Jaikumar Vijayan reports:
[…]
The [Heartland] intrusion led to the “stark realization that passing a PCI security audit does not make a company secure,” said Avivah Litan, an analyst at research firm Gartner Inc. “This was known well before the breach, but Heartland served as a big pail of ice water thrown on the face of companies complying with PCI,” she said.
The intrusion highlighted “very clearly and with no uncertain doubt” that companies needed to worry about securing their systems first rather than complying with PCI standards, Litan said. The Heartland breach showed that it was worth it for companies to go beyond the requirements of the PCI standard by implementing technologies such as end-to-end encryption for protecting cardholder data, she added.
The Heartland incident showed that compliance with standards such as PCI is meaningless unless there is a way of monitoring that compliance on a continuous basis, said Philip Lieberman, CEO of Lieberman Software Corp., a Los Angeles-based vendor of identity management products.

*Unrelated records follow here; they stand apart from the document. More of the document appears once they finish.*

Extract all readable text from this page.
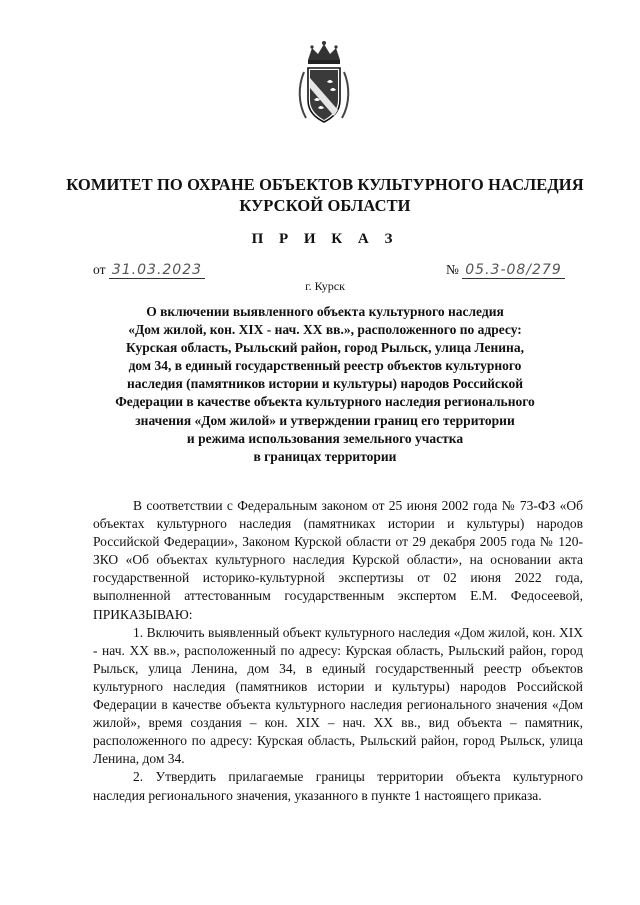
КОМИТЕТ ПО ОХРАНЕ ОБЪЕКТОВ КУЛЬТУРНОГО НАСЛЕДИЯ
КУРСКОЙ ОБЛАСТИ
П Р И К А З
от 31.03.2023	№ 05.3-08/279
г. Курск
О включении выявленного объекта культурного наследия
«Дом жилой, кон. XIX - нач. XX вв.», расположенного по адресу:
Курская область, Рыльский район, город Рыльск, улица Ленина,
дом 34, в единый государственный реестр объектов культурного
наследия (памятников истории и культуры) народов Российской
Федерации в качестве объекта культурного наследия регионального
значения «Дом жилой» и утверждении границ его территории
и режима использования земельного участка
в границах территории

В соответствии с Федеральным законом от 25 июня 2002 года № 73-ФЗ «Об объектах культурного наследия (памятниках истории и культуры) народов Российской Федерации», Законом Курской области от 29 декабря 2005 года № 120-ЗКО «Об объектах культурного наследия Курской области», на основании акта государственной историко-культурной экспертизы от 02 июня 2022 года, выполненной аттестованным государственным экспертом Е.М. Федосеевой, ПРИКАЗЫВАЮ:

1. Включить выявленный объект культурного наследия «Дом жилой, кон. XIX - нач. XX вв.», расположенный по адресу: Курская область, Рыльский район, город Рыльск, улица Ленина, дом 34, в единый государственный реестр объектов культурного наследия (памятников истории и культуры) народов Российской Федерации в качестве объекта культурного наследия регионального значения «Дом жилой», время создания – кон. XIX – нач. XX вв., вид объекта – памятник, расположенного по адресу: Курская область, Рыльский район, город Рыльск, улица Ленина, дом 34.

2. Утвердить прилагаемые границы территории объекта культурного наследия регионального значения, указанного в пункте 1 настоящего приказа.
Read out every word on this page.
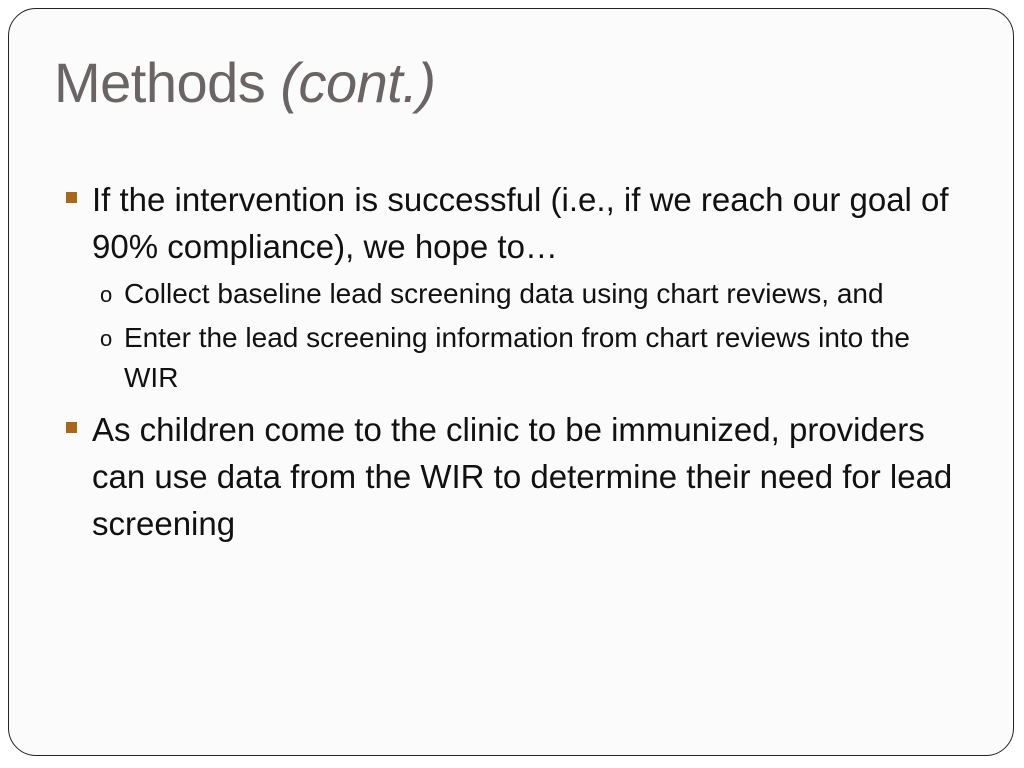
Methods (cont.)
If the intervention is successful (i.e., if we reach our goal of 90% compliance), we hope to…
o Collect baseline lead screening data using chart reviews, and
o Enter the lead screening information from chart reviews into the WIR
As children come to the clinic to be immunized, providers can use data from the WIR to determine their need for lead screening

“There is nothing wrong with PCI. It is a good standard,” Lieberman said. “But it also has a fundamental flaw.” PCI compliance, he said, is a “point-in-time” certification of a company’s readiness to handle security threats. However, there is no continuous process for monitoring compliance built into the PCI standard, he said. As a result, there is no way of knowing if a company that was certified as being compliant one day is still maintaining that compliance the next day.